The film arrived in 2024 as part of a wave of quiet, emotionally precise dramas from Asian cinema. These aren't spectacle-driven films. They're invested in grief, memory, and the things we leave behind. The production leans into restraint—the afterlife staging is minimal, almost theatrical. Your emotional attention stays on the characters, not the concept. Whether that was a budgetary choice or a purely artistic one, it works.

Movie OTT's editorial team flagged Belonging early in its release cycle as one of the more distinctive drama pickups of the year. That signaled something streaming platforms recognized as worth acquiring—a quiet indicator that the film was finding its audience, even without the kind of marketing push that typically drives discovery.

Questions people actually ask about this film

Where can I watch Belonging (2024)?

Major OTT platforms currently carry it. The where-to-watch widget reflects the most current availability—streaming rights shift without much notice, so checking before you hunt is the practical move.

Is it good?

Yes. The IMDb score of 8/10 reflects genuine audience enthusiasm rather than a large-volume average. That matters. People who found this film are responding with conviction.

How long is it?

90 minutes. Exactly right for the material.

Is it based on anything?

Doesn't appear to be. Belonging reads as an original screenplay. The premise shares thematic ground with Japanese philosophical traditions around objects and memory, but no direct literary adaptation has been confirmed.

Who made it?

Directorial credits haven't circulated widely in English-language press—a gap that reflects how quietly the film has moved through the international market rather than any lack of craft on screen.

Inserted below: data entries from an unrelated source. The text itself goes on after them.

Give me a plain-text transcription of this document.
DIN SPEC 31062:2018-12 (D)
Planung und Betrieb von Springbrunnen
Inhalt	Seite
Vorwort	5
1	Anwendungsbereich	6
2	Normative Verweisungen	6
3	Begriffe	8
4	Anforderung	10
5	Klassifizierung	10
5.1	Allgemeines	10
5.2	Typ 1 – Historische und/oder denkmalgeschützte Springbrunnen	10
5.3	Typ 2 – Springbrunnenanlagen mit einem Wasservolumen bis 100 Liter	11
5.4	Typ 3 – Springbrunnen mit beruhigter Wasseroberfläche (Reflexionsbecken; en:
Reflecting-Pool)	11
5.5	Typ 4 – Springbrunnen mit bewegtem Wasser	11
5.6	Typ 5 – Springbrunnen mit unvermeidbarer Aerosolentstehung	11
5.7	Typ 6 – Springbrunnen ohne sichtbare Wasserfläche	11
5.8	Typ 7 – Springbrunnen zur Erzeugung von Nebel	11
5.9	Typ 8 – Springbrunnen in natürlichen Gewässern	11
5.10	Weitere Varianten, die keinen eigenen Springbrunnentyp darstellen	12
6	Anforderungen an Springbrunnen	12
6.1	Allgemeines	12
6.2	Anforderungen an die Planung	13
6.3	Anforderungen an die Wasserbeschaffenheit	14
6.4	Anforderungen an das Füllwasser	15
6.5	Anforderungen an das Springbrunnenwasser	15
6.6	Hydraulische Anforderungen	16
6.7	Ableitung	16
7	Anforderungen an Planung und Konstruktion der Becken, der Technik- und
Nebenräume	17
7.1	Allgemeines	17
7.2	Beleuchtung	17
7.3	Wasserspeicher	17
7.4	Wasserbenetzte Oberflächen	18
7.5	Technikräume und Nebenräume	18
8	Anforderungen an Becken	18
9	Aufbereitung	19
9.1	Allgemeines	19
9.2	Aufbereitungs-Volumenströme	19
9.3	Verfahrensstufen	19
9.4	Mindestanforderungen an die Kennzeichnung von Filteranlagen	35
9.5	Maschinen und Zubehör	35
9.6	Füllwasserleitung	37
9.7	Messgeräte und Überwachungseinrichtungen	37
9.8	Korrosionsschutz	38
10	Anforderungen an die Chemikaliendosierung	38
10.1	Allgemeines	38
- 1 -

Why you should actually watch this

Belonging is made for people who've ever held an object that belonged to someone they lost. Which is most of us, honestly. Grief films can feel like homework. This one feels like a conversation.

Don't put it on in the background. Sit with it. The film punishes distraction and rewards patience. If you track international drama through platforms like Movie OTT and actively hunt for films that haven't been over-marketed into the ground, Belonging belongs at the top of your list.

90 minutes. Eight out of ten. Go watch it.